Akira Kurosawa, who understood the history of the samurai, saw through the simple-minded myth that Zwick has swallowed, as he showed through his character Kikuchiyo's speech in The Seven Samurai: `But then who made them [the Japanese farmers] such beasts? You did! You samurai did it! You burn their villages! Destroy their farms! Steal their food! Force them to labor! Take their women! And kill them if they resist!' Kurosawa's samurai are people, real individuals with both good and bad in their natures. Zwick's samurai are simply symbols, non-human ideals to which his guilt-ridden hero aspires.

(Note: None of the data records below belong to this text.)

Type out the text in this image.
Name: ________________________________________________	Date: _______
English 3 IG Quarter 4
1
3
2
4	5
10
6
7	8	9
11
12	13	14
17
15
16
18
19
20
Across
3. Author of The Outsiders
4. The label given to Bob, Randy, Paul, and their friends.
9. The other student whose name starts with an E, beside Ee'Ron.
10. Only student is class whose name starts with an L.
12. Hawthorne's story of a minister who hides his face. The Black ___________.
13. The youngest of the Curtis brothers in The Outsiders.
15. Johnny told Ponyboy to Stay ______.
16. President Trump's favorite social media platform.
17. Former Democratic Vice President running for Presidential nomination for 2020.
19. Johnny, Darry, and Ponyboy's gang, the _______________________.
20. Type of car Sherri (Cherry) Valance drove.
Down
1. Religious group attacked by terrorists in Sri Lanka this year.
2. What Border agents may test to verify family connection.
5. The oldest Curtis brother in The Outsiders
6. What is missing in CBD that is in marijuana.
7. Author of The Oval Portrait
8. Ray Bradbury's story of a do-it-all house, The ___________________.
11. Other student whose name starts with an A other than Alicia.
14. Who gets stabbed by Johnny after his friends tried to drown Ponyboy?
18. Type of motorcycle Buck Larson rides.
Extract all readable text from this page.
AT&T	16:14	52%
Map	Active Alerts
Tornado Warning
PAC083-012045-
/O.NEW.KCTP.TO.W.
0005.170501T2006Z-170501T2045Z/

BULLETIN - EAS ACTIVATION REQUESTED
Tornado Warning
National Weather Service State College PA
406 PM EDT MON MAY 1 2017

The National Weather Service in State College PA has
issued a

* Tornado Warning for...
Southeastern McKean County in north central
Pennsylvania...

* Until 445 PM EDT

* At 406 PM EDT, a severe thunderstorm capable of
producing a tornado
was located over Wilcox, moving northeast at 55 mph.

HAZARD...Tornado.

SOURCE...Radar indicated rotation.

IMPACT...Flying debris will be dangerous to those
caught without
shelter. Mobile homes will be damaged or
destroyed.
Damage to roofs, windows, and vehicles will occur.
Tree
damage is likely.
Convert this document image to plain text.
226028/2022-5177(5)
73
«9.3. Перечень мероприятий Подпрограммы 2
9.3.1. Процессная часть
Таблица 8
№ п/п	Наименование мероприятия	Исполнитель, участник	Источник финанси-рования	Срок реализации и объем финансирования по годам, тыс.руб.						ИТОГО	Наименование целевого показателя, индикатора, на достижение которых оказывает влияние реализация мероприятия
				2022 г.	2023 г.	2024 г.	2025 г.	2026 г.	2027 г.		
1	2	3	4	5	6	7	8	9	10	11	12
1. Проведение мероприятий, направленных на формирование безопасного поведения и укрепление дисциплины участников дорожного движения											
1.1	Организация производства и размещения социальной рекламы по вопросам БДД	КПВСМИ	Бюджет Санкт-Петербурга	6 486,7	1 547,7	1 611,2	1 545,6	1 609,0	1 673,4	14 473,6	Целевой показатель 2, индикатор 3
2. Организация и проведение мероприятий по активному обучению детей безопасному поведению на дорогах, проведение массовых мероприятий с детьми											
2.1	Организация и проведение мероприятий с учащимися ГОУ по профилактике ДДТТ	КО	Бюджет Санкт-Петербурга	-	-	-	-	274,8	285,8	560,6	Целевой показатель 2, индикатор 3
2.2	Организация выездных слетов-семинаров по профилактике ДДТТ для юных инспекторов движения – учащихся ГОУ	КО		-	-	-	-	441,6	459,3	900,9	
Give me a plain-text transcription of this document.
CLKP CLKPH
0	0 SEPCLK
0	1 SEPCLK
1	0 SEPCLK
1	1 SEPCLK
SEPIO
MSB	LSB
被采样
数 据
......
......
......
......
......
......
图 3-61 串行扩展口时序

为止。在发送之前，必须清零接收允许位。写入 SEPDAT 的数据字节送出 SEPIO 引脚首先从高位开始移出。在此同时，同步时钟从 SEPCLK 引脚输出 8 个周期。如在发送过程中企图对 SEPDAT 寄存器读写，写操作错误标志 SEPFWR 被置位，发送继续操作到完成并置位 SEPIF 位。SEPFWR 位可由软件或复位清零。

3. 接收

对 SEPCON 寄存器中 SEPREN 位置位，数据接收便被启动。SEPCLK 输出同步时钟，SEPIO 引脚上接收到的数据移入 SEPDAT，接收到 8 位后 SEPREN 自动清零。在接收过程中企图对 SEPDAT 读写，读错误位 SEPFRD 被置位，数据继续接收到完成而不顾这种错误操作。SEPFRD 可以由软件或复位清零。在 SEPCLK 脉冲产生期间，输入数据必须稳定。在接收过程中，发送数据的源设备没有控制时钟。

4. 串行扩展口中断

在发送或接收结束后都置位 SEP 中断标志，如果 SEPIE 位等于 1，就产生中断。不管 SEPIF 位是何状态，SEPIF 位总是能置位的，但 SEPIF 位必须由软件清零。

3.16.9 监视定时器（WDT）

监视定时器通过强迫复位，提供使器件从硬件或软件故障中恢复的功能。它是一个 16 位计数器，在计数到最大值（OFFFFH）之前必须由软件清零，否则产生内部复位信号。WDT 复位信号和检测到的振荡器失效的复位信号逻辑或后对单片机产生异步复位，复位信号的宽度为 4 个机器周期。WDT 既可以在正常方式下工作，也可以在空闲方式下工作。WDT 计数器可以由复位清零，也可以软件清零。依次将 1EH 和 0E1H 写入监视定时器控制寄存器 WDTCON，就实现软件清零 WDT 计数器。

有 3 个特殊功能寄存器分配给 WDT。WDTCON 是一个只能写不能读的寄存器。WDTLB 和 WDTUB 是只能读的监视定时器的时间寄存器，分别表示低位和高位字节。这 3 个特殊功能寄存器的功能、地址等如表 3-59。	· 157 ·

The Last Samurai is an excellent example of what George Orwell called `transferred nationalism.' Orwell saw that after someone like Zwick has been stripped of attachment to his own country, he `still feels the need for a Fatherland, and it is natural to look for one somewhere abroad. Having found it, he can wallow unrestrainedly in exactly those emotions from which he believes that he has emancipated himself. God, the King, the Empire, the Union Jack -- all the overthrown idols can reappear under different names, and because they are not recognized for what they are they can be worshiped with a good conscience. . . . [Transferred nationalism] makes it possible for him to be much more nationalistic -- more vulgar, more silly, more malignant, more dishonest -- than he could ever be on behalf of his native country, or any unit of which he had real knowledge.' This is exactly what has happened with Zwick. His knowledge of American history has made it impossible for him to portray the U.S. cavalry or the cowboys as pure-hearted superheroes, so he has simply transplanted those traits into the samurai, and because he does not know much about the samurai he can avoid seeing that they do not live up to these ideals. Kurosawa, with a real knowledge of bushido and its influence on Japanese culture, could never have done something so silly.
But despite its naivete, The Last Samurai is worth watching. The cinematography by John Toll is breathtaking. The acting is very good all around. Anyone who was watching Tom Cruise with an open mind saw that he did an outstanding job of shedding his 20th-century persona. Masato Harada is excellent as Omura despite Zwick's butchering of his character; Shin Koyamada is heart-wrenching as the young samurai Nobutada, and Hiroyuki Sanada does great work as the gruff old warrior Ujio. There is a magnificent score by Hans Zimmer, which Zwick uses to excellent effect (there is a sequence in the final battle where Zwick times his cuts to the beat of the music, which may be the single best use of a film score that I have ever seen). As a story and a lesson, The Last Samurai is poor; as just plain cinema, it's terrific.
Rating: **½ out of ****.
Recommendation: Watch it, just don't believe it.